…and I continue to reel, missing the connections I made with so many wonderful people, missing the pad-pad-padding of foot to concrete, toe to curb, hand to walls, nose to subway scents, lens to landscape….

I am humbled by the knowledge continuing to mill around in my head after this outstanding NEH workshop where I only began to collect tidbits of an ever-blossoming education of Brooklyn and its waterfront.

I don’t know what to write about or how to write it.  I’m stumped with an overstuffed head condition that’s got me a little twisted up but I imagine a pleasant unraveling will soon begin to give way to an outpouring of reflection in the coming days.

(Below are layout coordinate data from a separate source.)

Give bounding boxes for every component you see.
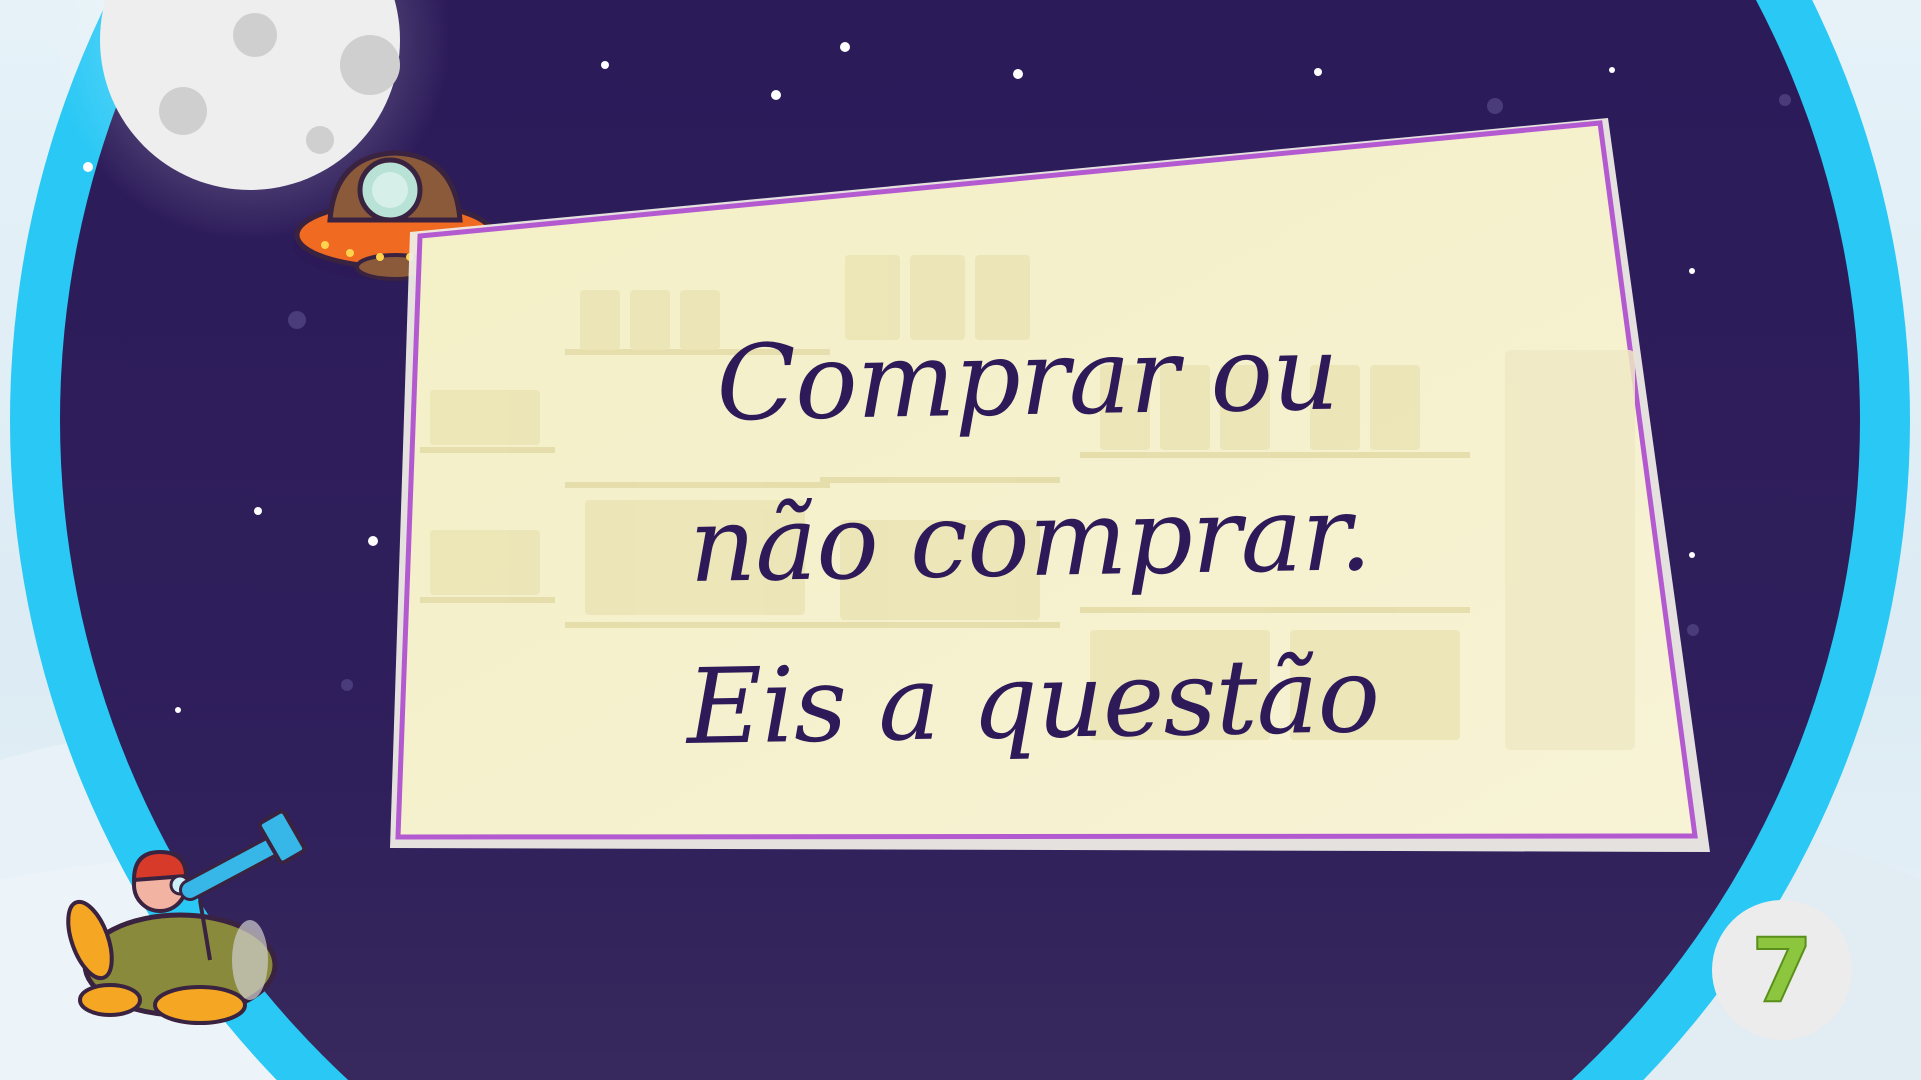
page-number-badge bbox=[1712, 900, 1852, 1040]
page-number: 7 bbox=[1751, 918, 1813, 1022]
title-line-2: não comprar. bbox=[688, 472, 1372, 607]
title-line-1: Comprar ou bbox=[715, 311, 1339, 445]
slide-title bbox=[415, 229, 1645, 850]
title-line-3: Eis a questão bbox=[685, 633, 1381, 768]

After walking around the Greenpoint neighborhood and Water Taxi-ing from the Fulton Ferry Landing (East River) and down Newtown Creek, past mounds of trash, piles of recycling, thrown up tags and art pieces, discarded signs and an overgrown cemetery, I couldnt’t help but wonder what cultural habits of working class and working poor people are bulldozed over in the name of progress.
I also became interested in the ways in which our study this week might interrupt the natural rhythm of a particular neighborhood.
Some questions that popped up for me:
How did the study of Brooklyn’s Waterfront Area interrupt the natural flow of community?
Who is the observer?
Who is the observed?
When a neighborhood is gentrified, who and what gets left behind?
What and who become the afterthoughts of a culture?
I am seeing an interruption of mundanity and have become interested in the ways in which Working Class culture becomes an afterthought in the creating and maintenance of revisioning the past to create an interruptive future.
What becomes the new social landscape?
What is allowed to continue on as art?
What artifacts never meant to be art but became so through gentrification?